Another issue is jargon. I try to expand TLAs (two/three letter acronyms) in the first usage. The other day, I saw an article on LinkedIn about “FOMOs to avoid.” I didn’t know the acronym, so I watched the video for a definition. The term was used a half dozen times but never defined. I did an on-line search and found it meant “fear of missing out”, the very feeling I had when I didn’t know the word FOMO.

  • KimWipes
    • A paper tissue used in electronics labs.
    • Non-linting.
    • anti-static.
    • Used for cleaning optics or circuit boards.
  • RTFM
    • stands for “Read The [Fine] Manual” (or sometimes, another F-word instead of “Fine”).

      It’s a bit of techie slang used to encourage someone to refer to the official documentation or manual to understand how something works before asking questions.

      It’s often a lighthearted or humorous reminder to look things up, though it can sometimes be used more bluntly, depending on the context!
  • RTOS
    • Real Time Operating System

SO8 versus S08

Yeah, naming is hard.

Choose your fonts carefully.

Photo credits

Actually, all the photos are by me. The Susuwatari (soot sprites) pictured are actually made by me, too, and were a gift to a friend who is a fan of Miyazaki.

Further Reading

  • HCS08 Family – Reference Manual
    • HCS08RMv1/D
    • Rev. 2
    • 05/2007
    • Freescale.com / NXP.com


3 thoughts on “What feels like an off-by-one-bug, but isn’t?

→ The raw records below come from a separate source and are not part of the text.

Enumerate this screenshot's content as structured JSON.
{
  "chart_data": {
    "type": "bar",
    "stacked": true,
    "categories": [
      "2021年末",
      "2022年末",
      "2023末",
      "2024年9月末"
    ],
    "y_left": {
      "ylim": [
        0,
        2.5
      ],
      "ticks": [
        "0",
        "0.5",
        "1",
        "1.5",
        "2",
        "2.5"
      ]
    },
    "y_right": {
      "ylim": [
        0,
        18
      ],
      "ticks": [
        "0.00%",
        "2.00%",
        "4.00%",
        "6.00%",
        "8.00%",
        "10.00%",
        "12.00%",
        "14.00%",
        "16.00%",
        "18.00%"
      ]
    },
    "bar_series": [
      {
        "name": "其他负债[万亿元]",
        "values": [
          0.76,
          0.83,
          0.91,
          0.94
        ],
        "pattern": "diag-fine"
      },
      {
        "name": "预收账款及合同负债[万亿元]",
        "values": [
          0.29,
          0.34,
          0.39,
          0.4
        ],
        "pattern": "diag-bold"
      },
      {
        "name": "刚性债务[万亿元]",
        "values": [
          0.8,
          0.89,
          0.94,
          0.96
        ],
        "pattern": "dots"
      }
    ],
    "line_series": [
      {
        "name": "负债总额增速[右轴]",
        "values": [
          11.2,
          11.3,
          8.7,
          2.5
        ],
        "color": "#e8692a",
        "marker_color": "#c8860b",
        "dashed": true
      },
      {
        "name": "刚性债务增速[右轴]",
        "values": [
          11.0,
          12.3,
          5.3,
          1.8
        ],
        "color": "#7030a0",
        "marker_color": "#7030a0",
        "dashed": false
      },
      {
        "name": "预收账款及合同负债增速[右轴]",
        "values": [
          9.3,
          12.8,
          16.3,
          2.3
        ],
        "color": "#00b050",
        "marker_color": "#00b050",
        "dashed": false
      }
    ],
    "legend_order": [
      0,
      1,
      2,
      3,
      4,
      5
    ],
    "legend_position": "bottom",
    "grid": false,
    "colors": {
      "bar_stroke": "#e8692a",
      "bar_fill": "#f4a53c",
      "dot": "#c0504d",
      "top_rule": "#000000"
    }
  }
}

      1. Thanks, I had thought about using “clock arithmetic,” that is, using modulo.

        The problem I had came in the second ground-up writing where I was trying to be “too clever.” My “solution” was a minor rework of my older code, the straightforward (linear) code. I got to a point of diminishing returns, so I moved on.

        Another colleague pointed out in a DM how I might have tried `bit_pattern != 1L << bit_position`. I've been looking at other problems, so I have not revisited this recently. I may do some code cleanup. I may look for a definitive answer. Right now, the code is deployed and performing its job within speed and ROM/flash constraints.